Book babble...
Sep. 21st, 2007 02:03 pmI finally finished the last His Dark Materials book and was a complete wreck. I think I finally found my answer to the "question" Dan and I were discussing last time I was town, though..."Why do people read?"
People read for a lot of reasons. He says his main reason is to learn new things, which is completely acceptable. He's been really into very postmodern books the past couple of years, mainly, and it's a "new ways to see the world as it already exists," in his words. I brought up that a lot of the reason I read the (few) fantasy books I do read is a similar reason--to see new possibilities. He used the "escapism" accusation, which was true at one point for me, but no longer is. Really, theatre was my big "escape." Books like the HDM trilogy open up new possibilities to me, and expand upon possibilities that I've considered before. In return, of course, I had to bring up how I miss how open-minded he used to be, and how much less so he's become over the years.
Anyway, today I realized what a big part of it is for me. Reading to me is a love affair of sorts, and there's nothing more amazing. As I was sitting there trying so hard not to cry my heart out in the coffeeshop, I realized the love and the passion that I get for many of the books I read, and how protective of it I am, too. Don't get me wrong, I've read plenty of books that I was perfectly fine with putting down at the end and didn't have any seemingly lingering affects on me, but then there are these books, and these are the books that I tend to push on particular friends. Once in a while I tell a friend that they have to read a book, or I will (very rarely) buy a book for a friend because I know they just have to read it. These are the books that I actively seek out to read, and a large reason why I don't read as often as I used to--I'm searching for that specific feeling.
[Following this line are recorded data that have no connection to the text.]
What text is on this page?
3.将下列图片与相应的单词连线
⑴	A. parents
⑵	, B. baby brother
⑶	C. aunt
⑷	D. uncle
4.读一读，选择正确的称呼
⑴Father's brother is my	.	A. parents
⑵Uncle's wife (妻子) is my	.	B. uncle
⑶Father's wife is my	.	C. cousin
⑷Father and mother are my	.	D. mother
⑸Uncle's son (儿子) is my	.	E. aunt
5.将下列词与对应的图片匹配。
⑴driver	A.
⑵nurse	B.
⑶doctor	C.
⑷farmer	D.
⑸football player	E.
I'm desperate to devour them, heartbroken and torn to pieces when I have to set them down and leave them, and constantly thinking of them even months and years after they are over. I'm fiercely protective over them, and--as one only finds with a lover who is a piece of themselves--they enter and fill a place and understand in a way that no other person, no other book, could ever possibly--they fulfill a need that you don't even understand you have...they complete you in a very individual and unique way. As secret and fierce and protective as one is with a secret love or a new love, so am I with these books. I don't recommend a series or a title to anybody haphazardly, I have to believe that they would understand even a fraction of what I felt with it. Just as I couldn't entrust any dear friend of mine to just anybody else--as I couldn't possibly let just anybody have those precious pieces of my friends, so could I never just entrust the passion and love I have for these books to just anybody else. These books aren't escapism to me, they're finding another piece of my soul, anchoring a new feeling or something else I need to me.
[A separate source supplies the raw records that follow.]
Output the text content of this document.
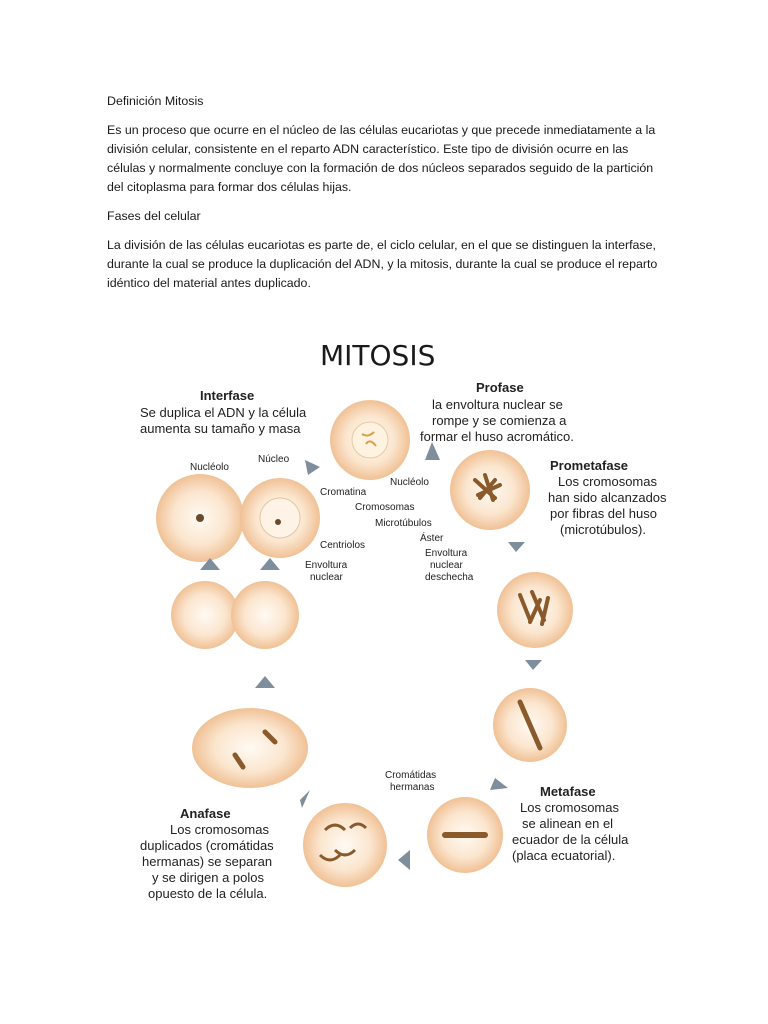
Definición Mitosis

Es un proceso que ocurre en el núcleo de las células eucariotas y que precede inmediatamente a la división celular, consistente en el reparto ADN característico. Este tipo de división ocurre en las células y normalmente concluye con la formación de dos núcleos separados seguido de la partición del citoplasma para formar dos células hijas.

Fases del celular

La división de las células eucariotas es parte de, el ciclo celular, en el que se distinguen la interfase, durante la cual se produce la duplicación del ADN, y la mitosis, durante la cual se produce el reparto idéntico del material antes duplicado.

MITOSIS
Interfase
Se duplica el ADN y la célula
aumenta su tamaño y masa
Profase
la envoltura nuclear se
rompe y se comienza a
formar el huso acromático.
Prometafase
Los cromosomas
han sido alcanzados
por fibras del huso
(microtúbulos).
Metafase
Los cromosomas
se alinean en el
ecuador de la célula
(placa ecuatorial).
Anafase
Los cromosomas
duplicados (cromátidas
hermanas) se separan
y se dirigen a polos
opuesto de la célula.
Nucléolo
Núcleo
Cromatina
Nucléolo
Centriolos
Envoltura
nuclear
Cromosomas
Microtúbulos
Áster
Envoltura
nuclear
deschecha
Cromátidas
hermanas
And that...that is what reading is to me. Learning new things, meeting new people, meeting new pieces of myself, and sharing these new pieces of me with people who can understand.
People read for a lot of reasons. He says his main reason is to learn new things, which is completely acceptable. He's been really into very postmodern books the past couple of years, mainly, and it's a "new ways to see the world as it already exists," in his words. I brought up that a lot of the reason I read the (few) fantasy books I do read is a similar reason--to see new possibilities. He used the "escapism" accusation, which was true at one point for me, but no longer is. Really, theatre was my big "escape." Books like the HDM trilogy open up new possibilities to me, and expand upon possibilities that I've considered before. In return, of course, I had to bring up how I miss how open-minded he used to be, and how much less so he's become over the years.
Anyway, today I realized what a big part of it is for me. Reading to me is a love affair of sorts, and there's nothing more amazing. As I was sitting there trying so hard not to cry my heart out in the coffeeshop, I realized the love and the passion that I get for many of the books I read, and how protective of it I am, too. Don't get me wrong, I've read plenty of books that I was perfectly fine with putting down at the end and didn't have any seemingly lingering affects on me, but then there are these books, and these are the books that I tend to push on particular friends. Once in a while I tell a friend that they have to read a book, or I will (very rarely) buy a book for a friend because I know they just have to read it. These are the books that I actively seek out to read, and a large reason why I don't read as often as I used to--I'm searching for that specific feeling. I'm desperate to devour them, heartbroken and torn to pieces when I have to set them down and leave them, and constantly thinking of them even months and years after they are over. I'm fiercely protective over them, and--as one only finds with a lover who is a piece of themselves--they enter and fill a place and understand in a way that no other person, no other book, could ever possibly--they fulfill a need that you don't even understand you have...they complete you in a very individual and unique way. As secret and fierce and protective as one is with a secret love or a new love, so am I with these books. I don't recommend a series or a title to anybody haphazardly, I have to believe that they would understand even a fraction of what I felt with it. Just as I couldn't entrust any dear friend of mine to just anybody else--as I couldn't possibly let just anybody have those precious pieces of my friends, so could I never just entrust the passion and love I have for these books to just anybody else. These books aren't escapism to me, they're finding another piece of my soul, anchoring a new feeling or something else I need to me.
And that...that is what reading is to me. Learning new things, meeting new people, meeting new pieces of myself, and sharing these new pieces of me with people who can understand.